The Human Rights Writers Association of Nigeria (HURIWA) has lamented the poor remuneration paid to media practitioners and has, therefore, asked journalists who have attained top flight political positions to lobby for a good work environment for active journalists to be created by effective legislation and enforcement of media practitioners’ friendly laws.
In a statement by the National coordinator Comrade Emmanuel Onwubiko and the National Media Affairs Director Miss Zainab Yusuf, HURIWA stated its resolve to publish a list of mainstream media houses owing their staff except these defaulting media employers have a change of heart and pay living wages to journalists soon.
Citing section 22 of the constitution of the Federal Republic of Nigeria of 1999 (as amended ) which provides that “the press, radio, television and other agencies of the mass media shall at all times be free to uphold the fundamental objectives contained in this chapter and uphold the responsibility and accountability of the Government to the people,” HURIWA lamented the poor work conditions under which media practitioners do their daily duties just as the Rights group said the duo who now advise President Buhari on media must use their high net value to ensure that media owners pay living wages to their staff.
HURIWA challenged all professional groups protecting the interest of journalists to wake up from slumber and improve the economic capacity of media workers who toil day and night to educate, inform and entertain the citizenry on their civic duties and responsibilities.
“Mr. Femi Adesina, Garba Shehu, Mohammed Garba and those former journalists now serving as national law makers must give back to their primary constituency which is the Nigerian media by synergising with relevant governmental and non-governmental agencies to ensure that effective laws are enforced to protect the employment rights of Journalists and introduce functional life insurance policy for media workers.”

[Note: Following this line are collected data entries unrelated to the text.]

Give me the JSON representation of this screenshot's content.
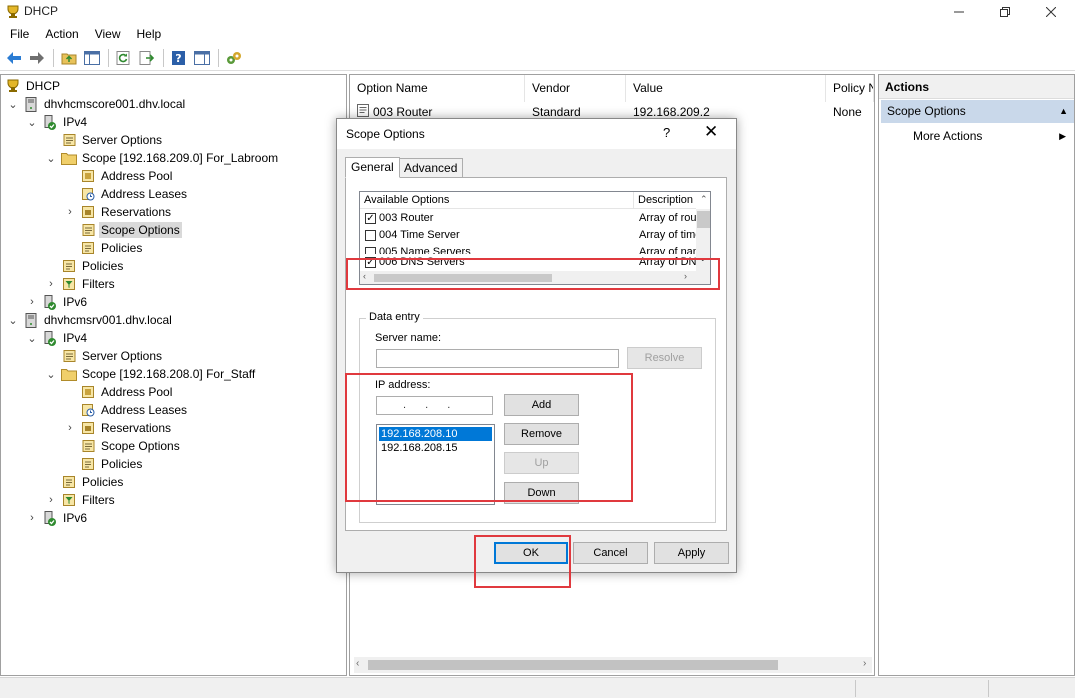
{
  "window": {
    "title": "DHCP",
    "minimize_icon": "minimize-icon",
    "maximize_icon": "restore-icon",
    "close_icon": "close-icon"
  },
  "menu": [
    "File",
    "Action",
    "View",
    "Help"
  ],
  "toolbar": [
    "back-arrow",
    "forward-arrow",
    "up-folder",
    "show-hide-console-tree",
    "refresh",
    "export-list",
    "help",
    "show-hide-action-pane",
    "dhcp-server"
  ],
  "tree": {
    "root": "DHCP",
    "server1": {
      "name": "dhvhcmscore001.dhv.local",
      "ipv4": "IPv4",
      "server_options": "Server Options",
      "scope": "Scope [192.168.209.0] For_Labroom",
      "address_pool": "Address Pool",
      "address_leases": "Address Leases",
      "reservations": "Reservations",
      "scope_options": "Scope Options",
      "scope_policies": "Policies",
      "policies": "Policies",
      "filters": "Filters",
      "ipv6": "IPv6"
    },
    "server2": {
      "name": "dhvhcmsrv001.dhv.local",
      "ipv4": "IPv4",
      "server_options": "Server Options",
      "scope": "Scope [192.168.208.0] For_Staff",
      "address_pool": "Address Pool",
      "address_leases": "Address Leases",
      "reservations": "Reservations",
      "scope_options": "Scope Options",
      "scope_policies": "Policies",
      "policies": "Policies",
      "filters": "Filters",
      "ipv6": "IPv6"
    }
  },
  "list": {
    "columns": [
      "Option Name",
      "Vendor",
      "Value",
      "Policy N"
    ],
    "rows": [
      {
        "name": "003 Router",
        "vendor": "Standard",
        "value": "192.168.209.2",
        "policy": "None"
      }
    ]
  },
  "actions": {
    "title": "Actions",
    "section": "Scope Options",
    "more": "More Actions"
  },
  "dialog": {
    "title": "Scope Options",
    "help": "?",
    "close": "✕",
    "tabs": [
      "General",
      "Advanced"
    ],
    "options_headers": [
      "Available Options",
      "Description"
    ],
    "options": [
      {
        "name": "003 Router",
        "desc": "Array of rout",
        "checked": true
      },
      {
        "name": "004 Time Server",
        "desc": "Array of time",
        "checked": false
      },
      {
        "name": "005 Name Servers",
        "desc": "Array of nam",
        "checked": false
      },
      {
        "name": "006 DNS Servers",
        "desc": "Array of DN",
        "checked": true
      }
    ],
    "data_entry": {
      "group_label": "Data entry",
      "server_name_label": "Server name:",
      "server_name_value": "",
      "resolve": "Resolve",
      "ip_label": "IP address:",
      "ip_value": ". . .",
      "add": "Add",
      "remove": "Remove",
      "up": "Up",
      "down": "Down",
      "ip_list": [
        "192.168.208.10",
        "192.168.208.15"
      ]
    },
    "buttons": {
      "ok": "OK",
      "cancel": "Cancel",
      "apply": "Apply"
    }
  },
  "highlight_color": "#e0393e",
  "selection_color": "#0078d7"
}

HURIWA further asked the duo to ensure that Freedom of Information Act is respected by officials of this government if transparency and accountability are to become pivotal in the current dispensation.
The Right group stated that it is laughable that whilst journalists write and publish stories of state governors who fail to pay the state civil servants their lawful entitlements, these same journalists are also been deprived of their lawful wages. The rights group therefore called for stricter enforcement of employment laws and regulations to make it difficult for media owners to enslave their staff.
It tasked the erstwhile national president of the Nigerian Union of Journalists (NUJ), Comrade Mohammed Garba, who recently bagged a political appointment in Kano State as the information commissioner to bring his vast experiences as a professional and manager of journalists to bear in broadening the scope of media freedoms in the North West State of Kano.
HURIWA said media freedom in that core conservative Northern State has suffered monumental attacks from some reactionary forces bent on foisting their brand of religious ideology to the exclusion of others.